Now, I accept that for some of us, there are lots we do not know when we have our first baby, and some advice always comes in handy. We do need to know how to bath a baby, maybe even how to put on a nappy and dress the child. But I do believe that to judge our babies – or even someone else’s baby – because they do not sleep in the same way as the books say they should, or they are not sitting up at x months, is not correct. After all, all growing and learning is gradual; it does not happen overnight. Sometimes it is fast, sometimes it is slow, but whatever it is, it is not necessarily wrong or indicative of a failing of some sort.

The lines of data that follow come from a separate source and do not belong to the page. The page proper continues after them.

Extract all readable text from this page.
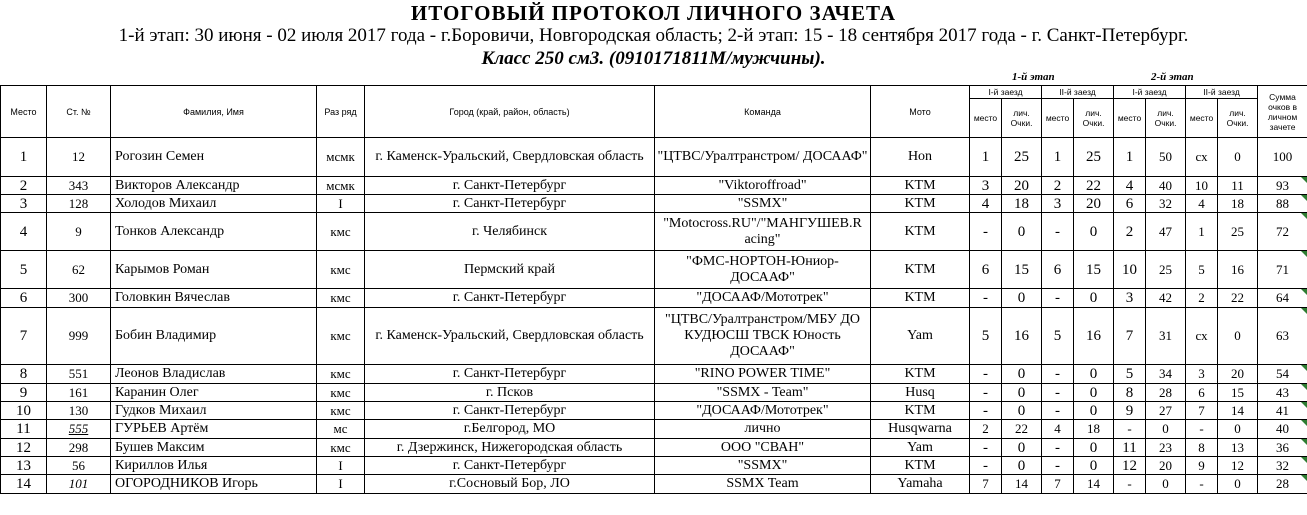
ИТОГОВЫЙ ПРОТОКОЛ ЛИЧНОГО ЗАЧЕТА
1-й этап: 30 июня - 02 июля 2017 года - г.Боровичи, Новгородская область; 2-й этап: 15 - 18 сентября 2017 года - г. Санкт-Петербург.
Класс 250 см3. (0910171811M/мужчины).
1-й этап	2-й этап
Место	Ст. №	Фамилия, Имя	Раз ряд	Город (край, район, область)	Команда	Мото	I-й заезд		II-й заезд		I-й заезд		II-й заезд		Сумма очков в личном зачете
							место	лич. Очки.	место	лич. Очки.	место	лич. Очки.	место	лич. Очки.	
1	12	Рогозин Семен	мсмк	г. Каменск-Уральский, Свердловская область	"ЦТВС/Уралтранстром/ ДОСААФ"	Hon	1	25	1	25	1	50	сх	0	100
2	343	Викторов Александр	мсмк	г. Санкт-Петербург	"Viktoroffroad"	KTM	3	20	2	22	4	40	10	11	93
3	128	Холодов Михаил	I	г. Санкт-Петербург	"SSMX"	KTM	4	18	3	20	6	32	4	18	88
4	9	Тонков Александр	кмс	г. Челябинск	"Motocross.RU"/"МАНГУШЕВ.R acing"	KTM	-	0	-	0	2	47	1	25	72
5	62	Карымов Роман	кмс	Пермский край	"ФМС-НОРТОН-Юниор-ДОСААФ"	KTM	6	15	6	15	10	25	5	16	71
6	300	Головкин Вячеслав	кмс	г. Санкт-Петербург	"ДОСААФ/Мототрек"	KTM	-	0	-	0	3	42	2	22	64
7	999	Бобин Владимир	кмс	г. Каменск-Уральский, Свердловская область	"ЦТВС/Уралтранстром/МБУ ДО КУДЮСШ ТВСК Юность ДОСААФ"	Yam	5	16	5	16	7	31	сх	0	63
8	551	Леонов Владислав	кмс	г. Санкт-Петербург	"RINO POWER TIME"	KTM	-	0	-	0	5	34	3	20	54
9	161	Каранин Олег	кмс	г. Псков	"SSMX - Team"	Husq	-	0	-	0	8	28	6	15	43
10	130	Гудков Михаил	кмс	г. Санкт-Петербург	"ДОСААФ/Мототрек"	KTM	-	0	-	0	9	27	7	14	41
11	555	ГУРЬЕВ Артём	мс	г.Белгород, МО	лично	Husqwarna	2	22	4	18	-	0	-	0	40
12	298	Бушев Максим	кмс	г. Дзержинск, Нижегородская область	ООО "СВАН"	Yam	-	0	-	0	11	23	8	13	36
13	56	Кириллов Илья	I	г. Санкт-Петербург	"SSMX"	KTM	-	0	-	0	12	20	9	12	32
14	101	ОГОРОДНИКОВ Игорь	I	г.Сосновый Бор, ЛО	SSMX Team	Yamaha	7	14	7	14	-	0	-	0	28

I do not mean that parents should not be watching the growth and actions of their baby, but each child is different, and really the books and blogs can only talk about an average – and an average is made up of extremes, not all the same. In my own experience, my son was sitting up at 5 months, and walking at around 11 months. My daughter did not sit up until over 7 months, but this was because she was rolling over at less than three months, and crawling before she was 5 months – why sit if she could go exploring? And she did not walk until around 13 months, but was standing in the middle of the room with perfect balance before she was 12 months. This was just an indication that they are different people, and yes even as babies they are people with different thoughts and actions.
So I always remember two things that my mother said:
- Our babies/children survive in spite of us, not because of us; and
- Each child is an experiment of one, that is they are all different
Previously I had been a bit censorious of mothers with children with limbs in casts. This experience definitely brought home to me that our children “survive in spite of us, not because of us”.